Many of the workloads (e.g., spice, mdljdp2, hydro2, ear, ora, and swm256) consist of only two or three jobs and in many cases, one of the jobs is significantly longer than the others. Therefore, these workloads can not effectively use more than two workstations, and still see speed-ups of less than 1.5. The other end of the spectrum is exemplified by the workloads in the last graph, tomcatv and doduc. These workloads consist of many job runs, with a sufficient number of short jobs to load balance the system.

I/O Workload

The I/O workload contains less parallelism than the CPU Workload because dependencies exist between many of the applications. The two exceptions are the runs of sim which have no dependencies. In these cases, we see best-case speed-ups of 5 (smaller runs) and 3 (longer runs).

Development Workload

Finally, the development workload is able to take advantage of parallelism when compiling a large number of files. (Note that not all development workloads are shown; we did not explicitly expose the parallelism in the makes for the some of the workloads.)

FCFS Allocation

We also examine the effects of assigning jobs in the order that the user submitted them to the system to workstations. In these graphs, we only look at the CPU Workload.

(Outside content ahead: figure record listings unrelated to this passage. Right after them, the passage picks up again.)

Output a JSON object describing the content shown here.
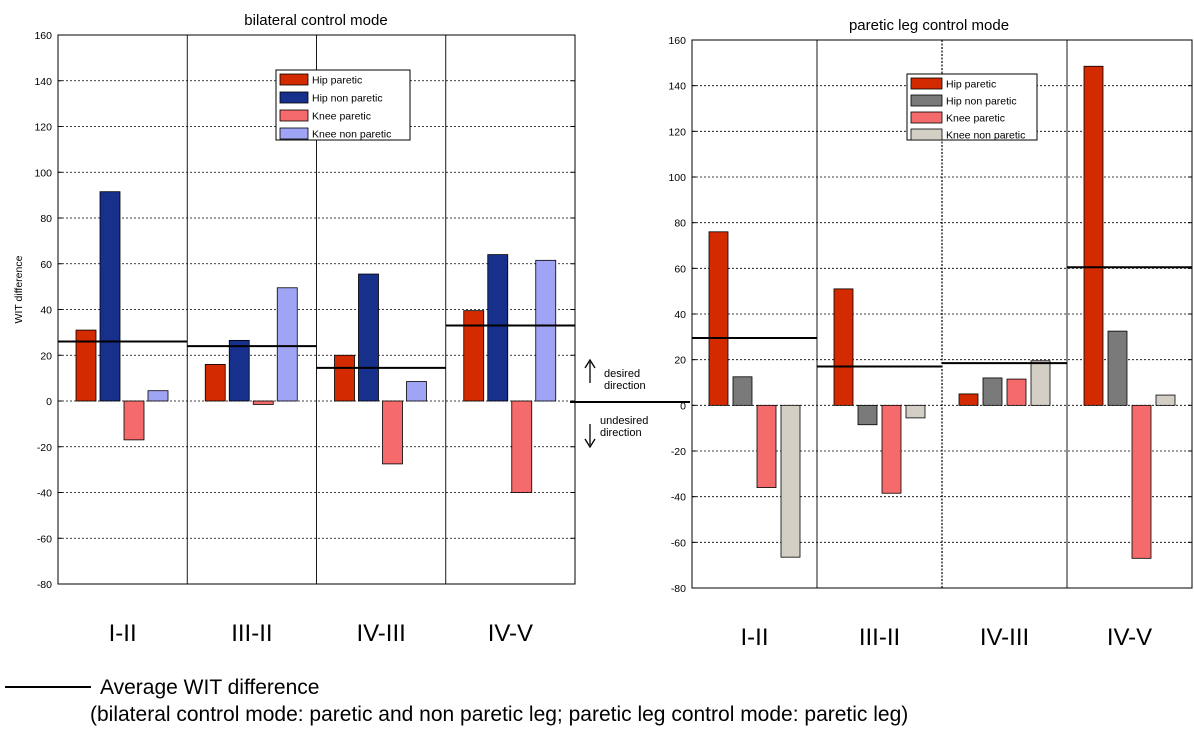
{
  "chart_data": [
    {
      "type": "bar",
      "title": "bilateral control mode",
      "ylabel": "WIT difference",
      "ylim": [
        -80,
        160
      ],
      "yticks": [
        -80,
        -60,
        -40,
        -20,
        0,
        20,
        40,
        60,
        80,
        100,
        120,
        140,
        160
      ],
      "grid": true,
      "legend_position": "top-right",
      "categories": [
        "I-II",
        "III-II",
        "IV-III",
        "IV-V"
      ],
      "series": [
        {
          "name": "Hip paretic",
          "color": "#d42a00",
          "values": [
            31,
            16,
            20,
            39.5
          ]
        },
        {
          "name": "Hip non paretic",
          "color": "#16308c",
          "values": [
            91.5,
            26.5,
            55.5,
            64
          ]
        },
        {
          "name": "Knee paretic",
          "color": "#f56a6a",
          "values": [
            -17,
            -1.5,
            -27.5,
            -40
          ]
        },
        {
          "name": "Knee non paretic",
          "color": "#a0a4f4",
          "values": [
            4.5,
            49.5,
            8.5,
            61.5
          ]
        }
      ],
      "average_values": [
        26,
        24,
        14.5,
        33
      ]
    },
    {
      "type": "bar",
      "title": "paretic leg control  mode",
      "ylabel": "",
      "ylim": [
        -80,
        160
      ],
      "yticks": [
        -80,
        -60,
        -40,
        -20,
        0,
        20,
        40,
        60,
        80,
        100,
        120,
        140,
        160
      ],
      "grid": true,
      "legend_position": "top-right",
      "categories": [
        "I-II",
        "III-II",
        "IV-III",
        "IV-V"
      ],
      "series": [
        {
          "name": "Hip paretic",
          "color": "#d42a00",
          "values": [
            76,
            51,
            5,
            148.5
          ]
        },
        {
          "name": "Hip non paretic",
          "color": "#7a7a7a",
          "values": [
            12.5,
            -8.5,
            12,
            32.5
          ]
        },
        {
          "name": "Knee paretic",
          "color": "#f56a6a",
          "values": [
            -36,
            -38.5,
            11.5,
            -67
          ]
        },
        {
          "name": "Knee non paretic",
          "color": "#d4cfc4",
          "values": [
            -66.5,
            -5.5,
            19.5,
            4.5
          ]
        }
      ],
      "average_values": [
        29.5,
        17,
        18.5,
        60.5
      ]
    }
  ],
  "direction": {
    "desired": [
      "desired",
      "direction"
    ],
    "undesired": [
      "undesired",
      "direction"
    ]
  },
  "caption": {
    "line1": "Average WIT difference",
    "line2": "(bilateral control mode: paretic and non paretic leg; paretic leg control mode: paretic leg)"
  }
}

Clearly, workloads which saw no advantage from optimal parallelism, perform no worse when a less than optimal allocation strategy is used. However, workloads such as su2cor, mdljsp2, mdljdp2, and polmp, which contain between 3 and 6 jobs and saw speedups between 1.5 and 2.5, are sensitive to the allocation strategy when there are only two workstations. This sensitivity occurs because those workloads had large variations in the run times in the order that the user submitted those jobs. As we increase to 4 jobs, the allocation becomes more load-balanced; when as many workstations are available as parallel jobs, the fcfs allocation strategy is identical to the optimal case. The doduc workload is the only workload that sees a difference in performance between the fcfs and the optimal policies with a large number of workstations, due to its very large number of runs.

Conclusions

The amount of parallelism in each workload varies widely; the number of jobs that can be run in parallel vary between 1 and 34 (doduc). However, because of widely varying run times, load balancing the jobs is difficult; speed-ups greater than 6, regardless of the number of available processors, are rare. Since users requesting several processors see diminishing returns, if resources are scarce, then for best overall efficiency, one user should not be able to use many of the workstations.

FCFS is a reasonable allocation strategy in most cases; however, in a few cases, slowdowns near 20% were observed when only two workstations were used. Increasing the number of workstations to four eliminates most differences between the optimal and FCFS allocation.